The second day of former President Donald Trump's Senate impeachment trial was dominated by a detailed and damning documentation of the events leading up to the January 6 riot at the US Capitol by the House impeachment managers.
For hours on Wednesday afternoon, a series of Democratic House members -- from Colorado's Joe Neguse to Texas' Joaquin Castro -- laid out the tweets and public comments from Trump that laid the foundation for the Big Lie that culminated in the violent overrunning of the Capitol on January 6.
I watched the proceedings -- and took notes on what mattered most. My takeaways are below.
1. Trump is his own worst enemy: Yes, the House impeachment managers did a good job of making their case. But in truth, Trump himself did a lot of the work for them. His tweets. His speeches. His media interviews. There was just so much of it. And time after time, Trump left nothing to the imagination. He said the election was rigged. He told his supporters that they were going to have to fight like hell to keep hold of democracy. He refused to agree to the peaceful handover of power if he lost. Over and over again. And the House managers just poured Trump's own words and tweets into the lap of every single senator sitting in the chamber. All of that evidence directly from Trump's mouth -- and keyboard-typing fingers -- makes it hard for any Republican to suggest that this is purely a partisan political proceeding without any "there" there. This wasn't the House impeachment managers putting words in Trump's mouth. This was just him -- talking and tweeting and talking some more.
2. Liz Cheney: A week after the Wyoming Republican survived a challenge to her leadership slot in the House GOP, her words in explaining why she was voting to impeach Trump were used, again, by Democrats to make the case for why he needed to be convicted. "The President of the United States summoned this mob, assembled the mob, and lit the flame of this attack," said Neguse in summarizing what Trump had done -- a direct quotation from Cheney's statement of January 12. Neguse wrapping Cheney's statement like an anchor around the waists of every single Republican senator is what the likes of House Minority Leader Kevin McCarthy of California feared most following the House impeachment. Cheney's vote was one thing. Her statement -- particularly the line that Neguse quoted -- was, for many Republicans, something entirely different because they felt it would allow Democrats to bash every single Republican member with it. And they were right.
3. Trump supporters took him literally: Remember the now-pointless debate in the early days of Trump's presidency about whether he should be taken seriously or literally -- and whether his supporters took him as one or the other? On Wednesday, the House impeachment managers made an airtight case that Trump's most ardent backers always took what he said literally. They believed him when he said the election was going to be rigged. They believed him when he attacked the vote in Michigan. And they took him at his word when he told them on January 6 they needed to fight to save democracy. How do I know they believed him? Because the impeachment managers showed footage of Trump supporters in Maricopa County demanding the vote count be stopped. And footage of Trump backers outside of Michigan secretary of state's house chanting "stop the steal." And of those who participated in the January 6 riot insisting they were acting on the orders of their President. "His commands led to their actions," Castro said at one point, referring to Trump and the January 6 rioters.
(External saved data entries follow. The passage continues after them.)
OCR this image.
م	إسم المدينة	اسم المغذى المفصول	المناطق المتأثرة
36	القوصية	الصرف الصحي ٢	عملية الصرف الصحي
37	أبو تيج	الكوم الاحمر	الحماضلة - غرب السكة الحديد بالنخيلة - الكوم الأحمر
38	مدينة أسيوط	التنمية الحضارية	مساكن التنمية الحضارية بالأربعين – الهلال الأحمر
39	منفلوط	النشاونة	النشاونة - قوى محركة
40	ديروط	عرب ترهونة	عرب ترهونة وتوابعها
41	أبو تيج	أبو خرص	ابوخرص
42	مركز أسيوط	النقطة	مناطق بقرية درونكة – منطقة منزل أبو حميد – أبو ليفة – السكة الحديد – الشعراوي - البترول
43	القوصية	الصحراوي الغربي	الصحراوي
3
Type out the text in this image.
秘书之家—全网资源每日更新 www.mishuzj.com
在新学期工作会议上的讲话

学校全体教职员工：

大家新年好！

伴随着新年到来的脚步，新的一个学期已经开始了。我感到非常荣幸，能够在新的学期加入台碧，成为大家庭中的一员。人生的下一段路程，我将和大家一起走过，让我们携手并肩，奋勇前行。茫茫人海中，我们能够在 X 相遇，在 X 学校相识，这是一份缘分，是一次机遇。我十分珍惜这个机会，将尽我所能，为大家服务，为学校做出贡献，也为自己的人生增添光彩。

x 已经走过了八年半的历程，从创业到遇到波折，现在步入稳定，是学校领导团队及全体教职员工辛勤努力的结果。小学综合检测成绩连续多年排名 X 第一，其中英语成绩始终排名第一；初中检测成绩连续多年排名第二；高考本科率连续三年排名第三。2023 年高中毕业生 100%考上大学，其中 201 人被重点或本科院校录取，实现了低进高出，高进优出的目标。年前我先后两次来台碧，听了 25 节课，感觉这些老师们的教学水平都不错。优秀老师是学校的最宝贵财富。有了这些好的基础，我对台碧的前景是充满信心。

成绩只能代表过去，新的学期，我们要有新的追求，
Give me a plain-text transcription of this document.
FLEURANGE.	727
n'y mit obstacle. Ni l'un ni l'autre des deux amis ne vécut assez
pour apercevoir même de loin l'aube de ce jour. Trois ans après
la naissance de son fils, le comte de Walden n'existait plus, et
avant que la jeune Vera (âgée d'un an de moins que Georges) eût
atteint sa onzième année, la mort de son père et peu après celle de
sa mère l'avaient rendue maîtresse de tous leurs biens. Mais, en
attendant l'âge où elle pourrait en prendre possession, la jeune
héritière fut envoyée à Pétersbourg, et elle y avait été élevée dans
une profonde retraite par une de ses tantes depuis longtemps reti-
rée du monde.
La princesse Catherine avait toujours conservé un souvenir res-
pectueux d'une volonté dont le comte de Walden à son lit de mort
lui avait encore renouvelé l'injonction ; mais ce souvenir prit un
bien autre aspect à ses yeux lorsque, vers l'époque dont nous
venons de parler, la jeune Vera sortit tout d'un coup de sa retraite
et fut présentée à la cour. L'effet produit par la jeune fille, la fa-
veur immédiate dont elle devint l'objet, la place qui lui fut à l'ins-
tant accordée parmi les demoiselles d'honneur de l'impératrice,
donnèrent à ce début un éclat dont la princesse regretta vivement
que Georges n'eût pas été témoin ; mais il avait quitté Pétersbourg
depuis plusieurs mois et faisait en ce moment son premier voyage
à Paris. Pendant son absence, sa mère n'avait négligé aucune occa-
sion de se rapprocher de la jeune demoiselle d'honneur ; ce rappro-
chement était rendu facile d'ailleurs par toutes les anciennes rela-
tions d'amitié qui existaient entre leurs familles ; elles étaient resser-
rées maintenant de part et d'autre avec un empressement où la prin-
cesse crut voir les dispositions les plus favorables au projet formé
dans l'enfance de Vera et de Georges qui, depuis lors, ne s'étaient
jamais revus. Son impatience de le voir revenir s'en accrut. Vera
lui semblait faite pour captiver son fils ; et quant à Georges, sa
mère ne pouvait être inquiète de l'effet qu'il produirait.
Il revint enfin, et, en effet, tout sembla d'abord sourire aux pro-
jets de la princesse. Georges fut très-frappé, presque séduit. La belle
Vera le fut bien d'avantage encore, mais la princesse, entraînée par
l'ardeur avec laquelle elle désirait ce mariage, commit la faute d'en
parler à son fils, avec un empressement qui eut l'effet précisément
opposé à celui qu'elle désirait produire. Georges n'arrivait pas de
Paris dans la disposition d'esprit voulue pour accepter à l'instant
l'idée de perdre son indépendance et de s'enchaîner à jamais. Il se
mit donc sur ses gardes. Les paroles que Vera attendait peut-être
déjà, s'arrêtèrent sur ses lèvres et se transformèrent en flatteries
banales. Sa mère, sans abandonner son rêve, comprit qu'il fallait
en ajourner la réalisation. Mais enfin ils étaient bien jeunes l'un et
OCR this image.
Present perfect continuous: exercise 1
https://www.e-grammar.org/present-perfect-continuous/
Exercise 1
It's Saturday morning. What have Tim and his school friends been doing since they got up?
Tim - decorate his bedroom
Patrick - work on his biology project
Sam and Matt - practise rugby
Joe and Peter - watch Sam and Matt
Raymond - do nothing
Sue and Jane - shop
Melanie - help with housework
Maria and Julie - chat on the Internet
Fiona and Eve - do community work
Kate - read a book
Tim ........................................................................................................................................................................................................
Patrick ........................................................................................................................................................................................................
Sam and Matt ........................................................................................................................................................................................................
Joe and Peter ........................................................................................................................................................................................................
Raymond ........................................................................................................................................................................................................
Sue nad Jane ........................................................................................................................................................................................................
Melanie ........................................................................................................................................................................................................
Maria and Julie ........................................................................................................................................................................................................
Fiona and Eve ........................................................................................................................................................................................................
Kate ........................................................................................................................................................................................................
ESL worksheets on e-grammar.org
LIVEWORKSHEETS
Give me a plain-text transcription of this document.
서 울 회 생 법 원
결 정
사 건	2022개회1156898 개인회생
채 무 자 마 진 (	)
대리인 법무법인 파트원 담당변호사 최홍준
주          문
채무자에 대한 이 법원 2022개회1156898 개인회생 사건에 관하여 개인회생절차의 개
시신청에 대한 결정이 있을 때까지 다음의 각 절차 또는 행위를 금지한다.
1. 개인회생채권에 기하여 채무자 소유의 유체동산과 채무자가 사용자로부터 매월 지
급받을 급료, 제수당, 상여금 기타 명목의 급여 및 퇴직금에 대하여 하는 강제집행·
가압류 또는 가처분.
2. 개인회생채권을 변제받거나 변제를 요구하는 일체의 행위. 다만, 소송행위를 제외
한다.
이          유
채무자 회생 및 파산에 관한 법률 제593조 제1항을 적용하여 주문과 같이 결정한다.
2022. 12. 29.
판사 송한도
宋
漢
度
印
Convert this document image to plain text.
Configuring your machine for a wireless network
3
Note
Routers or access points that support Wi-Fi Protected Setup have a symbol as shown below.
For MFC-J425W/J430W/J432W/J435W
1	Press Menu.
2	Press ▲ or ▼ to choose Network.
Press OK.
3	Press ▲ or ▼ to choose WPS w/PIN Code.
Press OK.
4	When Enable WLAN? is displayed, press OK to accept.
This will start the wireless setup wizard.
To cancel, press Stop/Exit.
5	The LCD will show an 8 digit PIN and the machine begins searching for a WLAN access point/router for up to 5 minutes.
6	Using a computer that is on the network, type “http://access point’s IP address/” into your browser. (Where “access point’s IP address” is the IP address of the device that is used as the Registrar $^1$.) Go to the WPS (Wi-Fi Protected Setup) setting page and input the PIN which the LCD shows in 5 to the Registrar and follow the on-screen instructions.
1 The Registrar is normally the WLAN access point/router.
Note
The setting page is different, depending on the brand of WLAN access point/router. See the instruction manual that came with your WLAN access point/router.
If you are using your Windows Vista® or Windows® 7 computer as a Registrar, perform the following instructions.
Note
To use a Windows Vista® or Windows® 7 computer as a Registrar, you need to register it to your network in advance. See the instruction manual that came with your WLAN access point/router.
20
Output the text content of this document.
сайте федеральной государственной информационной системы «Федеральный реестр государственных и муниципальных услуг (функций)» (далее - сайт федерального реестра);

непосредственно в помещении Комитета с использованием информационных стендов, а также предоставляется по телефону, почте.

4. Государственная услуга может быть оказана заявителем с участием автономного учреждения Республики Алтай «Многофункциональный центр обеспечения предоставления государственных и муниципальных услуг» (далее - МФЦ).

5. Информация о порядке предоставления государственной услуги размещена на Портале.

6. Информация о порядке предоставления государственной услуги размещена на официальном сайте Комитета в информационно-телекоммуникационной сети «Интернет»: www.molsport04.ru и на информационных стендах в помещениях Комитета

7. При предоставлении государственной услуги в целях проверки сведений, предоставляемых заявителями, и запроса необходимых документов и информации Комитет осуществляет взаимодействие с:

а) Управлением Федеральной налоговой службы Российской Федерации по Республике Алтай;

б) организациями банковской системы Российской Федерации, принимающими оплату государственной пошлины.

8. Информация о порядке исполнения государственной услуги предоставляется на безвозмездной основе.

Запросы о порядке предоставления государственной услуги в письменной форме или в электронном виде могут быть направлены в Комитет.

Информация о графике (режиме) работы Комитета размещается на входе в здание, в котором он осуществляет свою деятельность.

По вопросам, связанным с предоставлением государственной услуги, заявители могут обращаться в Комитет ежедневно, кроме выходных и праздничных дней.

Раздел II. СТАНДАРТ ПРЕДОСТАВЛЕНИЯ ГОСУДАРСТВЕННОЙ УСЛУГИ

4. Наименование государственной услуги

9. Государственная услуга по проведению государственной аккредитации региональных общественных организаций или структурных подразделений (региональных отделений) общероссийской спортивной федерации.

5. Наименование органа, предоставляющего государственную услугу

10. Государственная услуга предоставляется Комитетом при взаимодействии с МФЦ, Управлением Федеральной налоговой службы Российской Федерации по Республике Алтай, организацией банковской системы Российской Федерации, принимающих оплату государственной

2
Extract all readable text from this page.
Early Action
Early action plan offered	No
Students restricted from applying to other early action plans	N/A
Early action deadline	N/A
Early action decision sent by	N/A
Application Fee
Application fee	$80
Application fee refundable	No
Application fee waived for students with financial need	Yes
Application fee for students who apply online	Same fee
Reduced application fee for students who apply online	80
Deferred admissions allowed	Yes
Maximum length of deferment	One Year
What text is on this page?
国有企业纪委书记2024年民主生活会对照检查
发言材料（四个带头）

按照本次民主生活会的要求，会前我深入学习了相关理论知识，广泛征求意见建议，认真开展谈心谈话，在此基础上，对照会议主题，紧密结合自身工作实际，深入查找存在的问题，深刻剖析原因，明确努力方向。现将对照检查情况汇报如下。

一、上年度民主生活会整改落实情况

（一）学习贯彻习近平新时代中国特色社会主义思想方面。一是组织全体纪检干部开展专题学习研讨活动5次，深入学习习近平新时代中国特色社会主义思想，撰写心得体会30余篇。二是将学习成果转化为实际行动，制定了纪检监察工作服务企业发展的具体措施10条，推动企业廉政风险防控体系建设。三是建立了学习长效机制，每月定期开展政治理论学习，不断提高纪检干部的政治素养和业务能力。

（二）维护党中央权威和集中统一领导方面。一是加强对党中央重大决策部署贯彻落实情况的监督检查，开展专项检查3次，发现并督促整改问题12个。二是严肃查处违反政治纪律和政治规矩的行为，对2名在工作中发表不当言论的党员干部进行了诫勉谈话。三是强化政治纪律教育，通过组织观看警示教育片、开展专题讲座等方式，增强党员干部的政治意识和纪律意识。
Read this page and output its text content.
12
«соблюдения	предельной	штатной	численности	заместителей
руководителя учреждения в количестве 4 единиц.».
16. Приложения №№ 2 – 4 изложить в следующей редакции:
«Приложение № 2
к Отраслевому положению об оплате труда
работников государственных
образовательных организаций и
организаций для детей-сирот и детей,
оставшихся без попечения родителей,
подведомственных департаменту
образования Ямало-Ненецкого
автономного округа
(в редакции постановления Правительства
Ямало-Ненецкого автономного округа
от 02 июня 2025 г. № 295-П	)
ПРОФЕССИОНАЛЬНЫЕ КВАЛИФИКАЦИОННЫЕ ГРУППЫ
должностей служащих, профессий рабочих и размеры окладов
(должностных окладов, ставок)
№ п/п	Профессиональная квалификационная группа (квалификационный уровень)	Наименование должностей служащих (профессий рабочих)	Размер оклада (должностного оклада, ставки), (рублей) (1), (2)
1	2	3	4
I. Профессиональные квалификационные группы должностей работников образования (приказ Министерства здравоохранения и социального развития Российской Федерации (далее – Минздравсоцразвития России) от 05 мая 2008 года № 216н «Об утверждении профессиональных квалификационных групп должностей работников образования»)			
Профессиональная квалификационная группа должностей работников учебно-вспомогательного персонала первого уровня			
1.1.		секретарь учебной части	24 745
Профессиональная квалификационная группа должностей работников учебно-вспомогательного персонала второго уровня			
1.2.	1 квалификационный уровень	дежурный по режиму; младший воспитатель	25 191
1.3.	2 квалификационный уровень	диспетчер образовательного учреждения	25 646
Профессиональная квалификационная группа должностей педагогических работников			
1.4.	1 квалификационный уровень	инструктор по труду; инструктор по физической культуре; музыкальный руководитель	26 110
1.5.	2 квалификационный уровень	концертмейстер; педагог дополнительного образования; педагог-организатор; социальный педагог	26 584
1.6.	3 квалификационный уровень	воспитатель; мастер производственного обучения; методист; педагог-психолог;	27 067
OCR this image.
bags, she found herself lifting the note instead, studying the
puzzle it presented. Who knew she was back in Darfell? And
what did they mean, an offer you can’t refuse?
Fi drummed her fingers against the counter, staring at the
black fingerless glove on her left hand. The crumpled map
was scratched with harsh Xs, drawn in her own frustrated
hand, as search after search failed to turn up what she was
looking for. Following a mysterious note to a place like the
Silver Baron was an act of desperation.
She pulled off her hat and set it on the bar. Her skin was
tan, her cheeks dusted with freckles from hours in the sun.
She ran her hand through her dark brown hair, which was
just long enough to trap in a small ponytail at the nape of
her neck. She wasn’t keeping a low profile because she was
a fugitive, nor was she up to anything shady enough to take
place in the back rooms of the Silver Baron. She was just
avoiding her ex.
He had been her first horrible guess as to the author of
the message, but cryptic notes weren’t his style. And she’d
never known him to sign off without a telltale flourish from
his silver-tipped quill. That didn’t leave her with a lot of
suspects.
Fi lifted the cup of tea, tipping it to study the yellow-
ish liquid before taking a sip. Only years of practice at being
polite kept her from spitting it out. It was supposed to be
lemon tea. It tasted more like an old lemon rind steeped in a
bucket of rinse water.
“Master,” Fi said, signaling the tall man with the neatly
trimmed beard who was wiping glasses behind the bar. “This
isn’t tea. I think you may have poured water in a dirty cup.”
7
4. Connecting the dots: One of the key debates in this trial is whether the people who rioted at the Capitol on January 6 were doing so at Trump's request or whether they were simply bad actors who had decided to make trouble during the electoral vote certification before Trump said a word at the "Stop the Steal" rally that day. Trump defenders are quick to note that some of the rioters had already made their way down to the Capitol complex before Trump had even started speaking -- and that the planning for the insurrection had begun long before January 6. But what the managers did on Wednesday is show that this wasn't about just January 6. They went all the way back to a mid-June 2020 Trump interview with Fox News' Chris Wallace in which the President refused to commit to a peaceful transfer of power if he lost -- and then carefully walked senators through the myriad times between then and January 6 in which Trump lied about everything from mail-in balloting to the vote count in swing states to his chances of winning. This wasn't a one-off. This was the result of months of Trump priming the pump, lying to his supporters about the election and its outcome. January 6 was the culmination of all of those lies, not the starting point.
5. Josh Hawley plays the villain: Ever since announcing in late 2020 that he would formally object to the Electoral College count in several states, the Missouri Republican senator has stood at the forefront of the effort to court the Trump vote in anticipation of a run for president in his own right in 2024. And he has repeatedly demonstrated that he believes the best way to emerge as the Trump heir is to troll Democrats -- and the media -- as hard as possible. So, it's not terribly surprising, then, that Hawley was spotted by NBC's Garrett Haake during Neguse's opening presentation "sitting up in the gallery with his feet up on the seat in front of him, reviewing paperwork, throughout." Hawley told CNN's Manu Raju that he was sitting in the upper Senate gallery because he was "very interested" in the trial -- adding, "Well I've got the trial briefs with me, and taking notes." Uh huh.